The changing landscape of healthcare is creating a huge demand for health data analytics. According to a recent Research and Markets report, health data analytics is poised to grow into a $34.27 billion industry by the end of 2022.
Health data analytics, also known as clinical data analytics, involves the extrapolation of actionable insights from sets of patient data, typically collected from electronic health records (EHRs).
The growing need is spurred by the recent major challenge of population health management (PHM), widely seen as the most effective approach to improving healthcare delivery among diverse groups of people while lowering costs to providers. Posing difficulties to PHM and the data mining involved is an ever-expanding patient base, compounded by the addition of new patients under the Affordable Care Act and the shift toward new payment models that it requires.
Traditional claims-based analytics alone can no longer address the problems that arise from too few resources and too many patients, and with the sheer amount of clinical data available in EHRs, it is understandable why this methodology is so hotly desired.
Clinical data analytics follows a framework called the Healthcare Analytics Adoption Model, which was developed by a cross-industry group as a guide to classifying groups of analytics capabilities and providing systematic sequencing for adopting them. It provides a structure for evaluating the industry’s adoption of analytics, a roadmap for organizations to measure their own progress toward analytic adoption and a process for evaluating vendor products.
The Healthcare Analytics Adoption Model describes eight progressive levels organizations can attain:
- Level 0: Fragmented Point Solutions
- Level 1: Enterprise Data Warehouse
- Level 2: Standardized Vocabulary and Patient Registries
- Level 3: Automated Internal Reporting
- Level 4: Automated External Reporting
- Level 5: Waste and Care Variability Reduction
- Level 6: PHM and Suggestive Analytics
- Level 7: Clinical Risk Intervention and Predictive Analytics
- Level 8: Personalized Medicine and Prescriptive Analytics
Once an organization establishes effective analytics—usually a mix of clinical data and claims-based analytics currently—they can be used to forward the objectives of PHM.
The overarching goals of PHM are to discover what works in a healthcare system and what needs to be changed. Using in-depth analysis to accomplish this affords widespread benefits to patients, providers, insurance companies, policymakers and employers.
PHM seeks to deliver positive health outcomes to groups of individuals, elevating medicine to a societal curative by reducing inequities in vulnerable populations and studying such considerations as resource distribution, social structure and environment.
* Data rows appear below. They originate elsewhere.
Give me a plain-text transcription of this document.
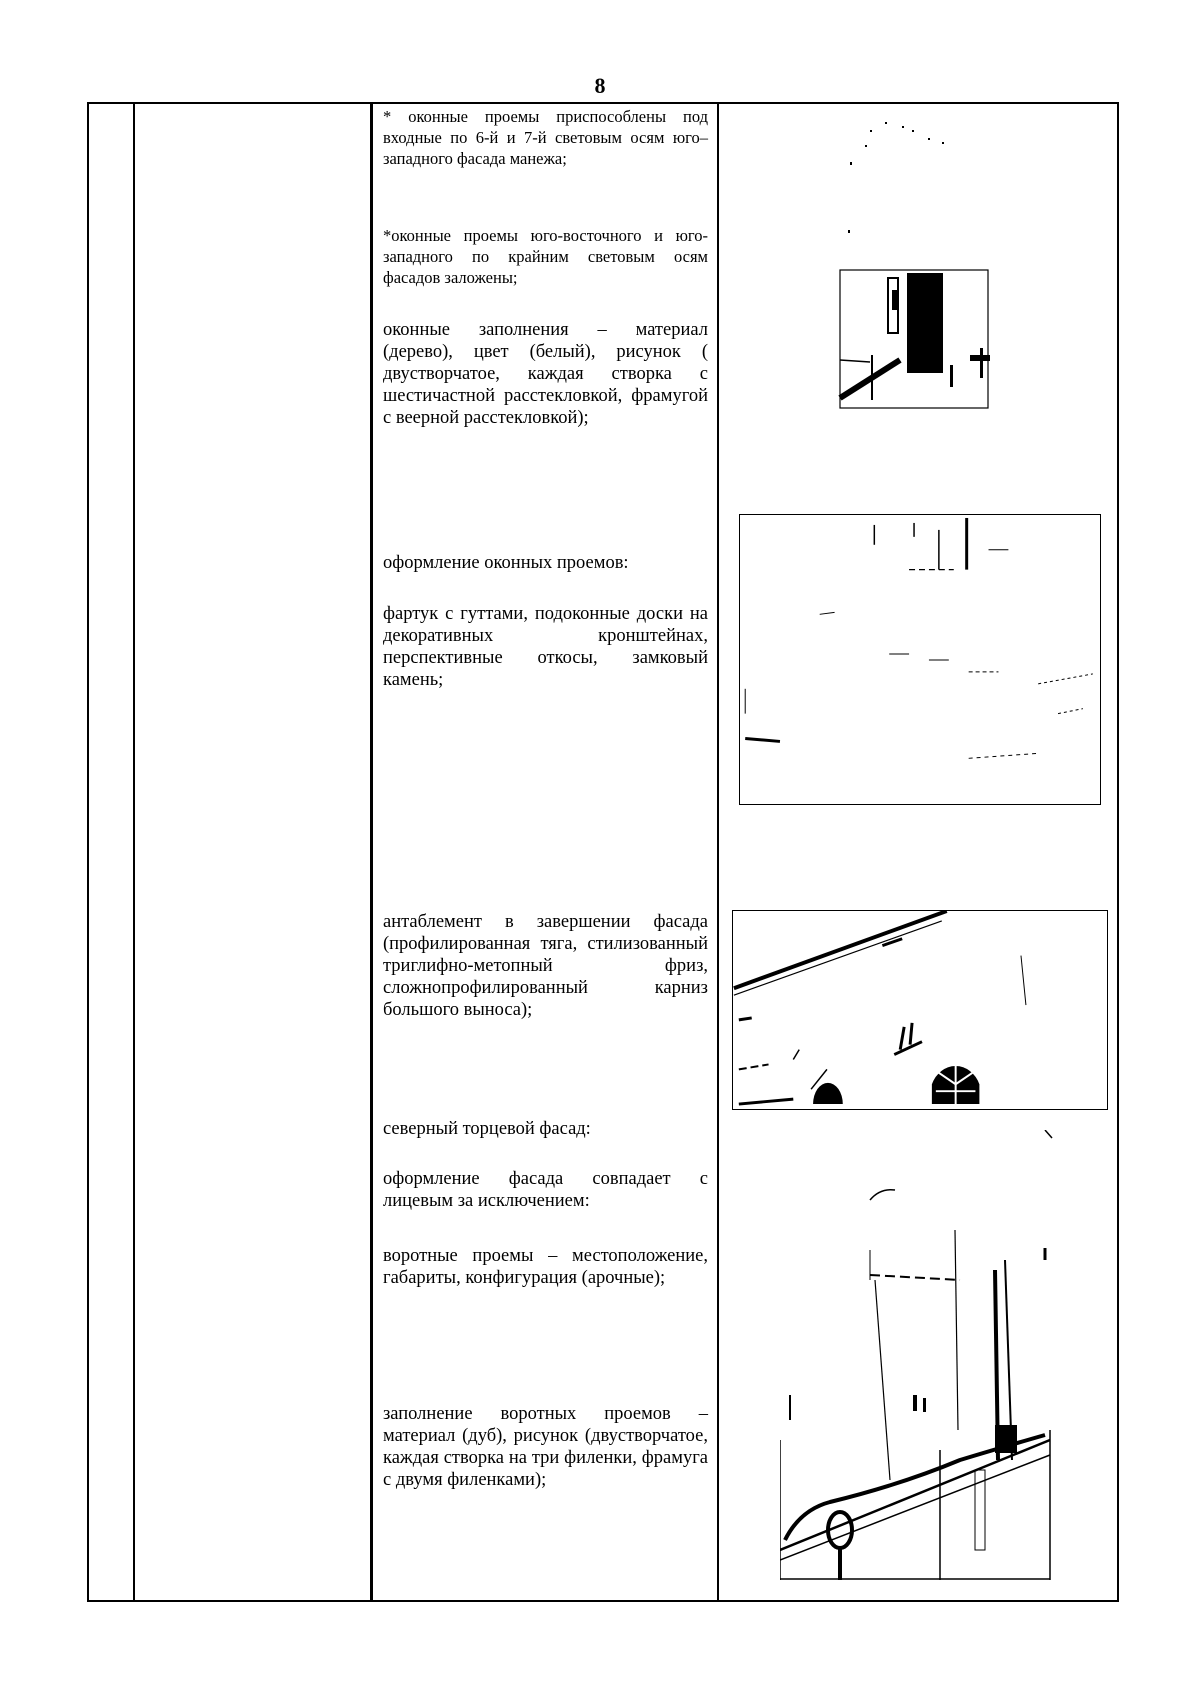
8

* оконные проемы приспособлены под входные по 6-й и 7-й световым осям юго–западного фасада манежа;

*оконные проемы юго-восточного и юго-западного по крайним световым осям фасадов заложены;

оконные заполнения – материал (дерево), цвет (белый), рисунок ( двустворчатое, каждая створка с шестичастной расстекловкой, фрамугой с веерной расстекловкой);

оформление оконных проемов:

фартук с гуттами, подоконные доски на декоративных кронштейнах, перспективные откосы, замковый камень;

антаблемент в завершении фасада (профилированная тяга, стилизованный триглифно-метопный фриз, сложнопрофилированный карниз большого выноса);

северный торцевой фасад:

оформление фасада совпадает с лицевым за исключением:

воротные проемы – местоположение, габариты, конфигурация (арочные);

заполнение воротных проемов – материал (дуб), рисунок (двустворчатое, каждая створка на три филенки, фрамуга с двумя филенками);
While individual medical organizations cannot address each of these factors on their own, those engaged in PHM can help manage personal behaviors in a measured, systematic way. They can also collaborate with other resources, such as schools, local organizations and public health agencies.
As organizations see both the health and financial benefits of PHM, there will likely be continued proliferation of clinical data analytical adoption because of the potential it brings for adding value to the purchase of health services while also increasing accountability.